On Thursday, 3 September 2015 at 02:02:06 UTC, Laeeth Isharc wrote:
Adam Ruppe already wrote a javascript backend - it's not maintained as I guess not so much interest.

It is several years old now, the compiler has been completely refactored since then so it wouldn't work anyway. Besides, I wasn't particularly happy with my approach and found it pretty useless in actual practice. (In fact, I think ALL JS converters are useless in practice right now, not adding enough benefit over plain javascript to warrant the extra pains the converter brings. But maybe browsers will change that by supporting better debugging features, etc., to bridge the gap.)

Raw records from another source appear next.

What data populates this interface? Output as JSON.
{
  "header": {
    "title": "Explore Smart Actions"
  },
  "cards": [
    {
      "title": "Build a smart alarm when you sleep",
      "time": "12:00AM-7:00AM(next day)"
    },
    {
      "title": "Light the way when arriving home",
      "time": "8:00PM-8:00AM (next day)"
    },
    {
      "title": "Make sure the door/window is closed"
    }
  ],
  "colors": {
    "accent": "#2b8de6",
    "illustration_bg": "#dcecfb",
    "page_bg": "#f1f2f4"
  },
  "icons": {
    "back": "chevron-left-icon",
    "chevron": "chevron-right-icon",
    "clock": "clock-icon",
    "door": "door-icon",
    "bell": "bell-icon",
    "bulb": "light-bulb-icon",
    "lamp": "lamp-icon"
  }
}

I think ldc can output javascript if you compile it yourself using a llvm thing too.


BTW those refactorings in the compiler should make it quite a bit easier to do than it was then; if we were to start over, we could probably have it more-or-less working in like a full-time work week. But getting all the semantics right and then any runtime library etc would be tricky. (One thing I wanted with mine was to generate compact code, so I tried to match JS semantics fairly closely rather than D, and offered bindings to native JS functions to prefer over using phobos (though a decent chunk of Phobos actually did work, notably most of std.algorithm). Array.sort is like a few dozen bytes. std.algorithm.sort is hundreds of kilobytes of generated JS code.)

but still i'm meh on the practical usefulness of such things. I guess if you target a canvas and run your code in it that makes more sense but my preferred style is a progressive enhancement webpage where you want to know the browser platform and work with it rather than around it.